Mais il ne s’agit ici de lui qu’en ce qui touche Maurice de Guérin. Celui-ci, tout admirateur et prosélyte qu’il était alors, ne devait subir qu’en la traversant cette influence de Lamennais ; un an ou deux après, il en était totalement affranchi et délivré ; s’il s’émancipa par degrés de la foi, s’il se laissa bientôt gagner à l’esprit du siècle, ce ne fut pas à la suite du grand déserteur, mais à sa propre manière, et il erra dans sa propre voie ; en 1835, il n’était plus le disciple de personne ni d’aucun système. Après trois années d’une vie indépendante et toute parisienne, aux approches de la mort, les siens eurent la consolation de le voir redevenir chrétien.

Mais s’il devait s’affranchir par l’intelligence, il appartenait bien radicalement à ce monde de La Chênaie par la sensibilité, par les impressions profondes, par les premiers et sincères témoignages du talent : tellement que, dans la perspective littéraire du passé, il s’y vient placer comme une figure dans son cadre, en s’en détachant ; il en est et en demeurera dans l’avenir le paysagiste, le peintre, le véritable poète. À côté de ces noms éclatants de Montalembert, de Lacordaire, qui résonnaient comme des trompettes au dehors, il y avait là, qui l’aurait cru ? dans cette maison de silence et de paix, un jeune homme obscur, timide, que Lamennais, distrait par ses visions sociales apocalyptiques, ne distingua jamais des autres, à qui il ne supposait que des facultés très ordinaires, et qui dans ce même temps où le maître forgeait sur son enclume ces foudres qu’on appelle les Paroles d’un croyant, écrivait, — lui —, des pages intimes beaucoup plus naturelles, plus fraîches, — tranchons le mot, plus belles —, et faites pour toucher à jamais les âmes éprises de cette vie universelle qui s’exhale et se respire au sein des bois, au bord des mers.

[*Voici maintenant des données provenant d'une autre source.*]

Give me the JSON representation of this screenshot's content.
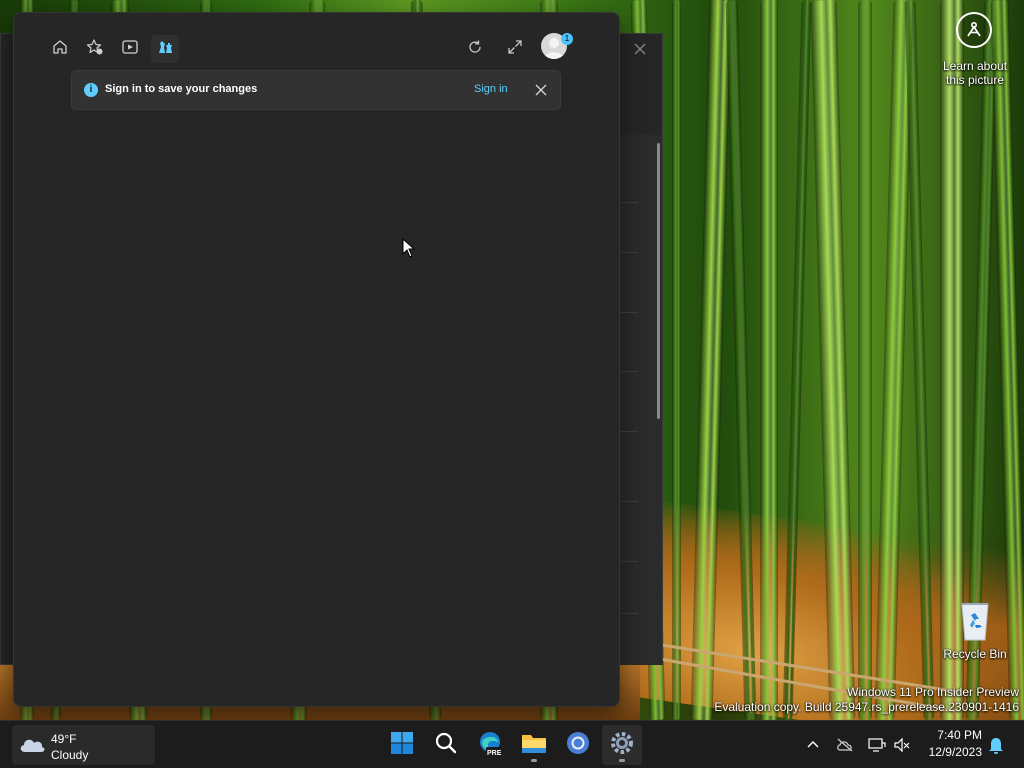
{
  "desktop": {
    "learn_label_line1": "Learn about",
    "learn_label_line2": "this picture",
    "recycle_bin_label": "Recycle Bin",
    "watermark_line1": "Windows 11 Pro Insider Preview",
    "watermark_line2": "Evaluation copy. Build 25947.rs_prerelease.230901-1416"
  },
  "panel": {
    "toolbar": {
      "icons": [
        "home-icon",
        "favorites-icon",
        "video-play-icon",
        "game-chess-icon"
      ],
      "active_tab": "game-chess-icon",
      "right_icons": [
        "refresh-icon",
        "expand-icon"
      ],
      "avatar_badge": "1"
    },
    "infobar": {
      "message": "Sign in to save your changes",
      "action": "Sign in"
    }
  },
  "taskbar": {
    "weather": {
      "temp": "49°F",
      "condition": "Cloudy"
    },
    "apps": [
      "start-icon",
      "search-icon",
      "edge-preview-icon",
      "file-explorer-icon",
      "chrome-icon",
      "settings-icon"
    ],
    "edge_badge": "PRE",
    "tray_icons": [
      "chevron-up-icon",
      "onedrive-offline-icon",
      "network-icon",
      "volume-muted-icon",
      "notification-bell-icon"
    ],
    "clock": {
      "time": "7:40 PM",
      "date": "12/9/2023"
    }
  },
  "colors": {
    "accent": "#60cdff",
    "panel_bg": "#262626",
    "taskbar_bg": "#1c1c1c"
  }
}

Guérin est arrivé à La Chênaie en hiver, au cœur de la saison morte, et quand tout est dépouillé, quand les forêts sont couleur de rouille, sous ce ciel de Bretagne toujours nuageux « et si bas qu’il semble vouloir vous écraser » ; mais vienne le printemps, le ciel se hausse, les bois reprennent vie, et tout redevient riant. L’hiver cependant est lent à partir : le jeune et amoureux observateur en note dans son journal la fuite tardive, les retours fréquents :

Le 3 mars. — La journée d’aujourd’hui m’a enchanté. Le soleil s’est montré pour la première fois depuis bien longtemps dans toute sa beauté. Il a développé les boutons des feuilles et des fleurs, et réveillé dans mon sein mille douces pensées.

Les nuages reprennent leurs formes légères et gracieuses, et dessinent sur l’azur de charmants caprices. Les bois n’ont pas encore de feuilles ; mais ils prennent je ne sais quel air vivant et gai, qui leur donne une physionomie toute nouvelle. Tout se prépare pour la grande fête de la nature.

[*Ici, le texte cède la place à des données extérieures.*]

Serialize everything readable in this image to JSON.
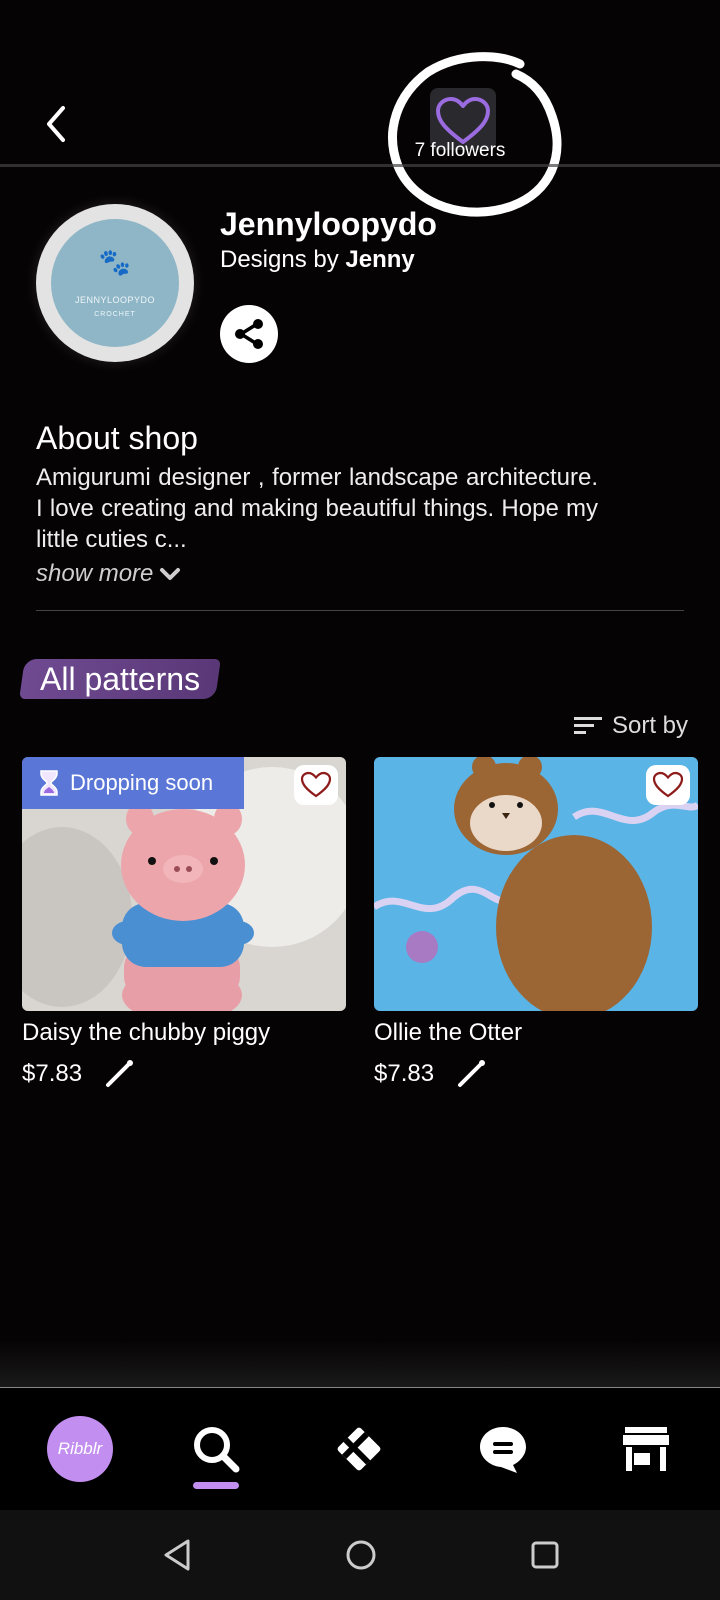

Cette fête entrevue et tant désirée retarde ; bien des jours orageux en séparent encore. Tout cela est noté, et peint, et surtout senti : ce jeune enfant du Midi puise dans je ne sais quelle tristesse originelle un instinct particulier pour comprendre et aimer du premier jour cette nature du Nord, voisine des tempêtes :

Le 8 (mars). — Jour de neige. Un vent de sud-est la roule en tourbillons, en grandes trombes d’une éblouissante blancheur. Elle se fond en tombant. Nous voilà reportés comme au cœur de l’hiver, après quelques sourires du printemps. Le vent est assez froid : les petits oiseaux chanteurs nouveaux-venus grelottent, et les fleurs aussi. Les fentes des cloisons et des croisées gémissent comme en janvier, et moi, dans ma pauvre enveloppe je me resserre comme la nature.

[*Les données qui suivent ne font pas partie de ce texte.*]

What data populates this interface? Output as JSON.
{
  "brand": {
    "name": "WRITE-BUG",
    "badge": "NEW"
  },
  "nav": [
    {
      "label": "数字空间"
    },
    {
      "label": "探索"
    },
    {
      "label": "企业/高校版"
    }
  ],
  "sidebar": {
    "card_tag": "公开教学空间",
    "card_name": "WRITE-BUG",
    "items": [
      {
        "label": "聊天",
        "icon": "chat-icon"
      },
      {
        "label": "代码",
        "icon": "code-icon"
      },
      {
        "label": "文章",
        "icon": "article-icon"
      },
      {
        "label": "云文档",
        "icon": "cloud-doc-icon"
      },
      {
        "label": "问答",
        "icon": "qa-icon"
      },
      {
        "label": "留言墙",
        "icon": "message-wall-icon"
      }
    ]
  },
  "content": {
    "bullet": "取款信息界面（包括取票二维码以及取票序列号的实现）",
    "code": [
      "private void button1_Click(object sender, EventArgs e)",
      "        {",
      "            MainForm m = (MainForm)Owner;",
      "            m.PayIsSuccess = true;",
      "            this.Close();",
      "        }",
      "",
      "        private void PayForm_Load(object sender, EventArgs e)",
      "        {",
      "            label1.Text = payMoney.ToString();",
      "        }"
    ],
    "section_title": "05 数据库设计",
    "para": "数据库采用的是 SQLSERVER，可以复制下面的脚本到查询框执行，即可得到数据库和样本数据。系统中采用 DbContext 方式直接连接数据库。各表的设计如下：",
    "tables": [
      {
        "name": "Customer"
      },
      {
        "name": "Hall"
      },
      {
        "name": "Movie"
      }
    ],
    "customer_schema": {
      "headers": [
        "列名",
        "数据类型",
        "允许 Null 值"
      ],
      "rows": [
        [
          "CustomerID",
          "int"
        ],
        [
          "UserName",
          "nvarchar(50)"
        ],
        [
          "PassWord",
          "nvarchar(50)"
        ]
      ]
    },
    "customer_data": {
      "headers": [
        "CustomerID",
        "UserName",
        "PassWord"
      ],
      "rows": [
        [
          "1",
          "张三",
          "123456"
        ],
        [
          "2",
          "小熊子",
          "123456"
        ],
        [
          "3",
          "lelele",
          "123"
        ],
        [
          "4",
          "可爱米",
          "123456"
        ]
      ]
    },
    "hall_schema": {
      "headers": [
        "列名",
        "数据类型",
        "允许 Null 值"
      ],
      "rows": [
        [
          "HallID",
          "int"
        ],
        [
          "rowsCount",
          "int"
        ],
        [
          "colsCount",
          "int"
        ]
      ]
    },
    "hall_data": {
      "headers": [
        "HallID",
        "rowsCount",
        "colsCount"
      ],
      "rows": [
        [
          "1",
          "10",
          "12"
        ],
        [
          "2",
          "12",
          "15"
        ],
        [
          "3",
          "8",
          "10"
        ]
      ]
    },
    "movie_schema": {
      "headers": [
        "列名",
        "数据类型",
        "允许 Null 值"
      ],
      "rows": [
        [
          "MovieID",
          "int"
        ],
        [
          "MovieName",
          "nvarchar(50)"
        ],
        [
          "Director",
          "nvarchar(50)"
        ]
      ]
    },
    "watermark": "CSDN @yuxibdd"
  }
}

Le 9. — Encore de la neige, giboulées, coups de vent, froidure. Pauvre Bretagne, tu as bien besoin d’un peu de verdure pour réjouir ta sombre physionomie. Oh ! jette donc vite ta cape d’hiver et prends-moi ta mantille printanière, tissue de feuilles et de fleurs. Quand verrai-je flotter les pans de ta robe au gré des vents !

Le 11. — Il a neigé toute la nuit. Mes volets mal fermés m’ont laissé entrevoir, dès mon lever, cette grande nappe blanche qui s’est étendue en silence sur la campagne. Les troncs noirs des arbres s’élèvent comme des colonnes d’ébène sur un parvis d’ivoire ; cette opposition dure et tranchée et l’attitude morne des bois attristent éminemment. On n’entend rien : pas un être vivant, sauf quelques moineaux qui vont se réfugier en piaulant dans les sapins, qui étendent leurs longs bras chargés de neige. L’intérieur de ces arbres touffus est impénétrable aux frimas ; c’est un asile préparé par la Providence, les petits oiseaux le savent bien.

J’ai visité nos primevères : chacune portait son petit fardeau de neige, et pliait la tête sous le poids. Ces jolies fleurs si richement colorées faisaient un effet charmant sous leurs chaperons blancs. J’en ai vu des touffes entières recouvertes d’un seul bloc de neige ; toutes ces fleurs riantes, ainsi voilées et se penchant les unes sur les autres, semblaient un groupe de jeunes filles surprises par une ondée et se mettant à l’abri sous un tablier blanc.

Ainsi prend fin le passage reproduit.